Park City, Utah’s Decathlon, which makes investments between $500,000 and $10 million, is evaluating an exit along with other investors, but is also open to other structures.

Based in Fremont, V5 Systems is projected to generate annualized recurring revenue in the upper single-digit millions range in 2021. More than 90 percent of its total revenue is recurring or based off contractual agreements with orders worth over $100 million projected for the next two years, said the source.

Subscriptions, offered through a Security-as-a-Service model, are priced at $299 per month, per unit for a 60-month period, excluding initial fee and installation charges. Apart from long-term contracts, the target also offers temporary rentals and direct purchase options with a 2-year support and warranty, according to its website.

Founded in 2014, V5 Systems has been looking to execute its sales pipeline and commit to new and existing customers, a key impetus for the sale process.

Decathlon announced a seven-figure investment aimed at advancing the AI technology in late 2018, but now the security solution company hopes to “aggressively grow,” the source said.

Consider the gunshot detection pilot program launched by the San Jose Police Department in partnership with V5 Systems.
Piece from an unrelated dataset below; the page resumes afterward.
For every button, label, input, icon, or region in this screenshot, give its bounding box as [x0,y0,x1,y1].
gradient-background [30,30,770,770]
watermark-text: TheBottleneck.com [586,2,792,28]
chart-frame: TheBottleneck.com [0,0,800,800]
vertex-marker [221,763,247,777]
The outdoor security system – which detects the source of gunfire and consists of video cameras, microphones and license plate readers – will be mounted on poles in the Cadillac Winchester neighborhood.

The six-month agreement with V5 Systems comes at no cost to the city, plus it raises the chances of future adoption by other cities, schools, retail parking lots etc.

Prior to Decathlon’s investment, V5 Systems’ total investor funding was reported as $20 million in 2017, according to publication VC News Daily.

Since its inception, V5 Systems has closed multiple rounds of investments, including a $7 million Series A financing round in 2016 from Taiwanese electronics manufacturer Foxlink Group. The funding was aimed to drive international expansion, with Freddy Kuo from Foxlink Ventures joining V5’s board of directors. The company has offices in Russia, India and four in the USA.

More broadly, companies within this space typically trade hands for 5x to 10x revenue. “It can go up to 15x revenue, but it all depends on the growth rate of the technology,” the source told PE Hub.

Decathlon did not respond to a request for comment. V5 Systems and Berkery Noyes declined to comment.